Дон Хуан взглянул на кофеварку и мягко произнес: "Спасибо." (III, 456)
Прямо скажем: с доном Хуаном не соскучишься. Наивничает он или создает условия для подступающего «безумия» магии — ученик уже на крючке, и если не заинтригован, то, по крайней мере, выбит из безмятежной колеи повседневности. "Едва он это произнес, как сильный порыв ветра пронесся по пустынному чаппаралю. Кусты громко зашелестели.
— Слышишь? — спросил дон Хуан. — Листья и ветер со мной соглашаются." (III, 454)
И здесь же: "(Самолет) пронесся над нами на бреющем полете, сотрясая всю округу ревом двигателей. "О! Слышишь, как мир соглашается?" — сказал дон Хуан, приставив к уху левую ладонь." (III, 455)

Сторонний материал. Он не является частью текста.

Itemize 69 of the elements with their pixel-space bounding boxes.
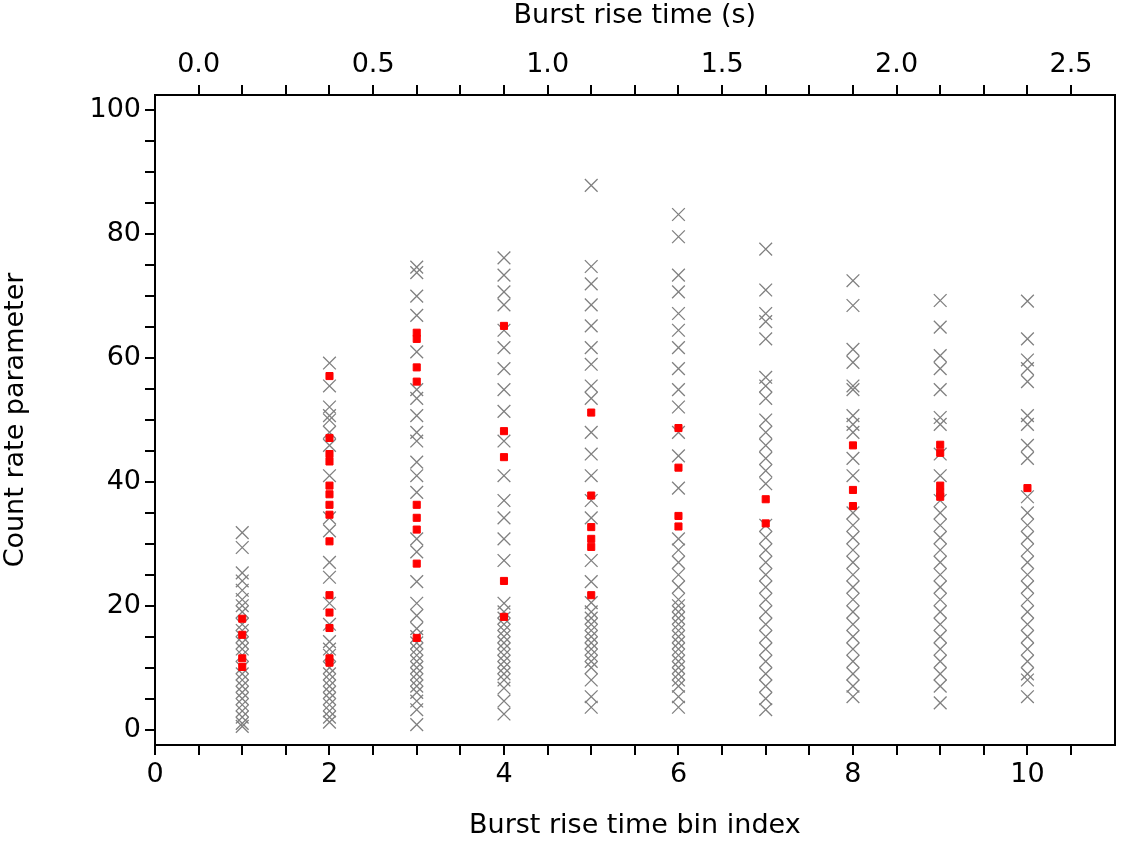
x2-tick-label: 2.5 [1049, 46, 1093, 78]
point [936, 448, 945, 457]
point [587, 523, 596, 532]
x2-tick-label: 0.0 [177, 46, 221, 78]
point [325, 457, 334, 466]
point [761, 519, 770, 528]
point [761, 495, 770, 504]
x2-axis-title: Burst rise time (s) [513, 0, 757, 30]
point [325, 510, 334, 519]
y-tick-label: 80 [106, 216, 141, 248]
point [499, 576, 509, 585]
point [412, 363, 421, 372]
point [848, 441, 857, 450]
point [674, 463, 683, 472]
x-tick-label: 2 [320, 757, 339, 789]
point [587, 534, 596, 543]
point [499, 612, 509, 621]
point [325, 608, 334, 617]
point [412, 513, 421, 522]
point [674, 522, 683, 531]
point [674, 424, 683, 433]
x-tick-label: 8 [844, 757, 862, 789]
point [325, 450, 334, 459]
point [325, 433, 334, 442]
point [325, 500, 334, 509]
point [325, 372, 334, 381]
x-tick-label: 6 [669, 757, 688, 789]
y-tick-label: 60 [106, 340, 141, 372]
point [325, 623, 334, 633]
point [1023, 484, 1032, 493]
point [325, 481, 334, 490]
x2-tick-label: 0.5 [351, 46, 395, 78]
y-tick-label: 0 [123, 711, 141, 743]
point [238, 614, 247, 623]
point [587, 408, 596, 417]
point [848, 502, 857, 511]
x-tick-label: 10 [1010, 757, 1045, 789]
point [587, 491, 596, 500]
x2-tick-label: 2.0 [875, 46, 919, 78]
point [499, 321, 509, 330]
x2-tick-label: 1.0 [526, 46, 570, 78]
point [499, 427, 509, 436]
x-tick-label: 4 [495, 757, 513, 789]
point [848, 485, 857, 494]
point [412, 559, 421, 568]
y-tick-label: 100 [89, 92, 141, 124]
point [499, 453, 509, 462]
y-axis-title: Count rate parameter [0, 271, 30, 568]
point [238, 630, 247, 639]
point [412, 633, 421, 642]
x-tick-label: 0 [146, 757, 164, 789]
point [412, 334, 421, 343]
point [325, 537, 334, 546]
point [412, 525, 421, 534]
x2-tick-label: 1.5 [700, 46, 744, 78]
point [412, 500, 421, 509]
point [325, 490, 334, 499]
point [936, 440, 945, 449]
x-axis-title: Burst rise time bin index [469, 807, 801, 839]
point [587, 542, 596, 551]
point [674, 511, 683, 520]
point [325, 658, 334, 667]
point [587, 591, 596, 600]
point [325, 591, 334, 600]
y-tick-label: 20 [106, 587, 141, 619]
point [238, 654, 247, 663]
y-tick-label: 40 [106, 463, 141, 495]
point [936, 492, 945, 501]
point [412, 377, 421, 386]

Интровентированный ум человека не только позабыл, что всякий избранный знак условен и может капризно примерять себя на любое явление действительности, на любой аспект, чтобы повернуться к нам своими самыми абсурдными гранями. Он даже забыл о том, что Реальность живет безотносительно к нему и может выражать себя вольно, никак не приноравливаясь к привычному для человека истолкованию. Разум позабыл о Реальности вне себя, а она движется и дышит, потрясает безответностью своей красоты, очарованием запахов, пронзающей ясностью ветров, даже тогда, когда некому любоваться ее неистощимым божественным разливом. Каждая непримечательная частичка таит в себе изначальный импульс самоценного, углубленного бытия, в ней сквозит вездесущая тайна существования. Этот отблеск самостоятельной Тайны, пред-стоящий распахнутому от изумления взору, делает, быть может, самый важный намек — намек на счастье и свободу, раскрывающиеся в непосредственном со-общении с Миром, — общении глубоком, полноценном, всестороннем, но уважительном и чутком. "Пока ты чувствуешь, что наиболее важное и значительное явление в мире — это твоя персона, ты никогда не сможешь по-настоящему ощутить окружающий мир", — вновь и вновь повторяет дон Хуан. (III, 472) Он заставляет Карлоса разговаривать с растениями, особенно в том случае, если нужно их сорвать. Следует извиниться и заверить их, что твое тело тоже станет когда-нибудь для них пищей. Конечно, дон Хуан применял это упражнение в первую очередь для того, чтобы избавить Кастанеду от "чувства собственной важности", но хитрость имела и другую сторону: Карлос понемногу научался относиться к растению совершенно непривычным способом, что вызывало изменения в его инвентаризационном списке и исподволь подтачивало его "описание мира".